One observation made by our network strategists is that the 2008 global financial crisis marked a dividing line between two correlation regimes in U.S. equities. In the post-crisis regime, stock cross correlations jumped and remained roughly 10% higher than in the pre-crisis regime. This may well be due to the powerful effect that macro influences—such as quantitative easing and other central bank policies—had on the market, generally boosting stocks across the board. The market-cap-weighted S&P 500 Index has been a tough bogey for the large blend active managers to beat during this post-crisis period. In fact, the index hit a 15-year record this past September for rolling 12-month returns versus the large blend category, ranking in the 14th percentile (86% of actively managed funds in the category failed to beat it). The dominant performance of index-based strategies has had a predictable effect on industry fund flows.
More recently, the dramatic decline in cross correlations highlighted by our strategists has coincided with a decline in the relative performance of the S&P 500 Index. The decline in the index performance to the 38th percentile through April suggests that 24% more active managers have been able to beat the S&P 500 Index during the past 12 months than in the 12-month period ended September 2016. In fact, at 0.25, S&P 500 Index cross correlations have reached their lowest level of this cycle and are now in line with their average level prior to the 2008 global financial crisis.1 These falling correlations also coincide with a more deliberate pace of monetary policy normalization by the Fed.
While the Fed is slowly stepping away from supportive monetary policy, macro strategists in our network believe corporate fundamentals are likely to become increasingly influential on stocks. First-quarter earnings season was a testament to the market's newfound reliance on fundamentals as stocks rose sharply on reports of robust year-over-year earnings growth of 13.7%. With that said, the earnings improvement for the quarter was not uniform. On a sector basis, there was a meaningful dispersion of earnings growth, from a 5% decline for telecommunication services to financials, which was one of the top sectors with 18.7% growth. As corporate fundamentals continue to diverge and monetary policy becomes less relevant, stock selection will likely become increasingly important.
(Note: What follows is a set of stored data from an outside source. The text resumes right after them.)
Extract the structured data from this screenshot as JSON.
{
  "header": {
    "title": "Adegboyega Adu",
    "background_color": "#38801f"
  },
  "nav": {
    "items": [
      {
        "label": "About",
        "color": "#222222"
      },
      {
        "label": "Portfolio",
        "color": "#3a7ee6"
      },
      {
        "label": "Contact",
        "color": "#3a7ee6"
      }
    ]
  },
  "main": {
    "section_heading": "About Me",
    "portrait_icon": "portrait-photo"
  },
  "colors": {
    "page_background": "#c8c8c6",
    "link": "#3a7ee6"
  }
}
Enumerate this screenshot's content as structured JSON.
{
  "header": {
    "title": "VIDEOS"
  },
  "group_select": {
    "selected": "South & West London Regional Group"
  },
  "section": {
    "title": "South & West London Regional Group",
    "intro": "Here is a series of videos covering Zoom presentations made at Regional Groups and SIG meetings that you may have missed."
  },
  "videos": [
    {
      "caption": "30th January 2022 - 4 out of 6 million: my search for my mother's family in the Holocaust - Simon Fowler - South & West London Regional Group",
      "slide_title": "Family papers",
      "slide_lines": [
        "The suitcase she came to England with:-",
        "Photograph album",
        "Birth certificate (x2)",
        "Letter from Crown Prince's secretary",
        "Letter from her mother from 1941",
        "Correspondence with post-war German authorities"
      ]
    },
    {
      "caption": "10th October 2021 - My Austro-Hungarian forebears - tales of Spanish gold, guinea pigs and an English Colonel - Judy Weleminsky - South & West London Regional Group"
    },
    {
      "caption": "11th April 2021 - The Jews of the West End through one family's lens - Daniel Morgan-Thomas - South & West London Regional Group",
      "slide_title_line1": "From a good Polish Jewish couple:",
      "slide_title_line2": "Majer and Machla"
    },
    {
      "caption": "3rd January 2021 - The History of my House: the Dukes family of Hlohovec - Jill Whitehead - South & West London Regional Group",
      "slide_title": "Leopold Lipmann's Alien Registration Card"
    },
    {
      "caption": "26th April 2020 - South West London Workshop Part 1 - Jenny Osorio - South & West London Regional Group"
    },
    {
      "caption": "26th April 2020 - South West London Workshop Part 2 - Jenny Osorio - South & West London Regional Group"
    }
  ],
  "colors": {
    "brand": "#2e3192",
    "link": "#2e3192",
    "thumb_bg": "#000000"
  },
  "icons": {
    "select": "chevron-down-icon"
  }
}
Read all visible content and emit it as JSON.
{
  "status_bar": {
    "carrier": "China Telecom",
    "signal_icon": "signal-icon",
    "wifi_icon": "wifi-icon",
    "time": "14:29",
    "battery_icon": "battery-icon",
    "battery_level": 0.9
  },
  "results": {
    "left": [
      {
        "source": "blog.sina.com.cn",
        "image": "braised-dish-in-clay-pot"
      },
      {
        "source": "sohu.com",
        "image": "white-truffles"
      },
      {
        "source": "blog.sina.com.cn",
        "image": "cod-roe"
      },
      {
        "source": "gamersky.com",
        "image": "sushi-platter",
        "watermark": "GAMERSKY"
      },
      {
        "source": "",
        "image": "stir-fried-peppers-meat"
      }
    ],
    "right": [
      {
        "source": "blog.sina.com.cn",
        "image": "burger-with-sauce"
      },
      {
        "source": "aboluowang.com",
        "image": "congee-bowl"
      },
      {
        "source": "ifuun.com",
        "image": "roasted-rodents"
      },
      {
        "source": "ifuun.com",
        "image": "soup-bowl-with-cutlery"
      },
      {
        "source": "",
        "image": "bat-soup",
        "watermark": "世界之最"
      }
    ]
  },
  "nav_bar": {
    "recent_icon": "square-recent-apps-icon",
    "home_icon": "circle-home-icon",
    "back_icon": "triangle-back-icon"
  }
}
These developments bear watching, and the investment strategists in our network are seeing changing dynamics within the equity market that could suggest better opportunities for active stock picking.
1 FactSet, Morningstar Inc., John Hancock Investment Management, as of 6/22/17.
Important disclosures
Quantitative easing (QE) is a monetary policy in which a central bank purchases government debt or other fixed-income securities in an effort to lower interest rates, increase the money supply, and stimulate economic growth. Correlation is a statistical measure that describes how investments move in relation to each other, which ranges from –1.00 to 1.00. The closer the number is to 1.00 or –1.00, the more closely the two investments are related.
The S&P 500 Index tracks the performance of 500 of the largest publicly traded companies in the United States. It is not possible to invest directly in an index.